British media and podcast producer

Ben Green is a British media and podcast producer and currently the director of audio development (UK) for The Athletic. Green is commonly referred to as ‘Producer Ben’ on air.

Formerly a producer at Channel 4 News and LBC Radio, Green spent 11 years as a multimedia producer at The Guardian. Having joined The Guardian in 2006 he produced their Football Weekly podcast from 2008 until 2017, and also produced over 25 Football Weekly live shows, including a show for over 2000 people at the London Palladium.

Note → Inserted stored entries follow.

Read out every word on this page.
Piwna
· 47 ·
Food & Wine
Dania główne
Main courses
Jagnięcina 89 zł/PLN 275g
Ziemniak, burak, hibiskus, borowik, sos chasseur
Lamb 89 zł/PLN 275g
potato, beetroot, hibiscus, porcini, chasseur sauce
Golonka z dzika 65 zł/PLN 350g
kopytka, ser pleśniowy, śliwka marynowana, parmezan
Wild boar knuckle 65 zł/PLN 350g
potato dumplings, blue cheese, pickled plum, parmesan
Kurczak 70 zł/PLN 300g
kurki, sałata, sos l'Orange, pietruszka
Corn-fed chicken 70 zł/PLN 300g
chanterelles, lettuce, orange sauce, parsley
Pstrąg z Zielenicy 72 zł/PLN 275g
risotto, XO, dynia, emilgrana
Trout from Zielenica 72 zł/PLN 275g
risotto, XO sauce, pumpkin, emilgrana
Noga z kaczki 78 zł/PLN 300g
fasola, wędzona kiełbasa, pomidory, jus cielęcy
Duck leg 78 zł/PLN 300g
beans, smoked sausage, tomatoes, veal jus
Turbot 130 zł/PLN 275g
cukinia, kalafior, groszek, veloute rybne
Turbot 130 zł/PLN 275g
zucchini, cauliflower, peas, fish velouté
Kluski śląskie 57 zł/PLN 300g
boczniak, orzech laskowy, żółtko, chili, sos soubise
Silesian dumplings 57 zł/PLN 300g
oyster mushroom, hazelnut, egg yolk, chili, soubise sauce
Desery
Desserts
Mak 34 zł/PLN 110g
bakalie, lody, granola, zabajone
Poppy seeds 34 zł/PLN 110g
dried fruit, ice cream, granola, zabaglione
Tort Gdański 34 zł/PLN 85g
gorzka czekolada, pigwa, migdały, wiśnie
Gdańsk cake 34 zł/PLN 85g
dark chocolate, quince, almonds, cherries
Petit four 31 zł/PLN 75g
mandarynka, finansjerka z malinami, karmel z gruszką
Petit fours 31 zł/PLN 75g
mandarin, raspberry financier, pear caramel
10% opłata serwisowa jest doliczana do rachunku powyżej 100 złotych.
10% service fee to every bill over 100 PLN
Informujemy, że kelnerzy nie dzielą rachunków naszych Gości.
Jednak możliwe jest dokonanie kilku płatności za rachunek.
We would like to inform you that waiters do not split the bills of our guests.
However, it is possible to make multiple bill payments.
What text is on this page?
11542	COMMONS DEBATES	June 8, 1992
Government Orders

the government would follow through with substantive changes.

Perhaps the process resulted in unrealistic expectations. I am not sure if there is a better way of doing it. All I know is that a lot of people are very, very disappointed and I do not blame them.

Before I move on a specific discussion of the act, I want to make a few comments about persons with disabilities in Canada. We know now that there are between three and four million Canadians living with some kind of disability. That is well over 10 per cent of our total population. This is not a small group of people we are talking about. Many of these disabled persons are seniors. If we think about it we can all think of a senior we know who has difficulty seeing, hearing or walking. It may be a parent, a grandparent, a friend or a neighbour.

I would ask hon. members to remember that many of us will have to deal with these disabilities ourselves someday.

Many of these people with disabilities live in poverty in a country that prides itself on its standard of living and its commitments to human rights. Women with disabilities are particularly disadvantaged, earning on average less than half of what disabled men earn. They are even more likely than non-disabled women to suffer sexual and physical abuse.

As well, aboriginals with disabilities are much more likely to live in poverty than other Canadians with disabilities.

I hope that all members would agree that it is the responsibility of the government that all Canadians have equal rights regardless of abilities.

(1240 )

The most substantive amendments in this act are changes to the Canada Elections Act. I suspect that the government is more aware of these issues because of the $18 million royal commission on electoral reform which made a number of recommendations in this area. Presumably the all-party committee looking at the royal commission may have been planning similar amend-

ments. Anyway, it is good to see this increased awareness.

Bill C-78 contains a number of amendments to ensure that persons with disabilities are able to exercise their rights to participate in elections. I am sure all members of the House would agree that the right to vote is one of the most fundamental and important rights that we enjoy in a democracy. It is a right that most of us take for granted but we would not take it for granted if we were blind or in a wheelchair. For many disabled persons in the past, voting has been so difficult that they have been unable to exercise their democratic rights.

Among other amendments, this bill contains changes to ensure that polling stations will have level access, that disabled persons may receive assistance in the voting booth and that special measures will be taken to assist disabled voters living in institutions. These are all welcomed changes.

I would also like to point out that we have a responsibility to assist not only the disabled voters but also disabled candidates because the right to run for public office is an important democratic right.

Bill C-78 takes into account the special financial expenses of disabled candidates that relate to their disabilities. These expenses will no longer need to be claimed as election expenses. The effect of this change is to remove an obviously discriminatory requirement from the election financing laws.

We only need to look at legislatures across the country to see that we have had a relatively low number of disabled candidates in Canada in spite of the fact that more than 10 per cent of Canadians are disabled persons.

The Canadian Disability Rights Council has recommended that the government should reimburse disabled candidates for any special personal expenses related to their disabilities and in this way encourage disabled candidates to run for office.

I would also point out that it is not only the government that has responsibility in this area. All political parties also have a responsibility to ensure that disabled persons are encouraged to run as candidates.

He has hosted workshops on how to effectively produce podcasts at events held in London and in Dublin. He also produced an e-book in 2015 called Podcast Master: Your Short Guide to Broadcasting Online which was also serialised in podcast form.

He was the producer of The Totally Football Show an off-shoot of The Guardian’s Football Weekly from which he, host James Richardson, and regular contributor Iain Macintosh departed in controversial circumstances in order to co-found Muddy Knees Media to create their own product ahead of the start of the 2017-18 football season. The new shows attracted five million downloads in their first two months. As well as the flagship Totally Football Show, The Totally Football League Show and Golazzo: The Totally Italian Football Show are also weekly football podcasts released co-produced by AudioBoom who reportedly saw their profits increase by 329% with Muddy Knees Media claiming over 500,000 weekly listeners.

Green was co-host of the Parts Unknown, a podcast about professional wrestling.

He has also produced Totally Football Show live events held at venues such as the O2 in London.

==Personal life==
Green has Jewish and Irish heritage and is a supporter of Liverpool F.C.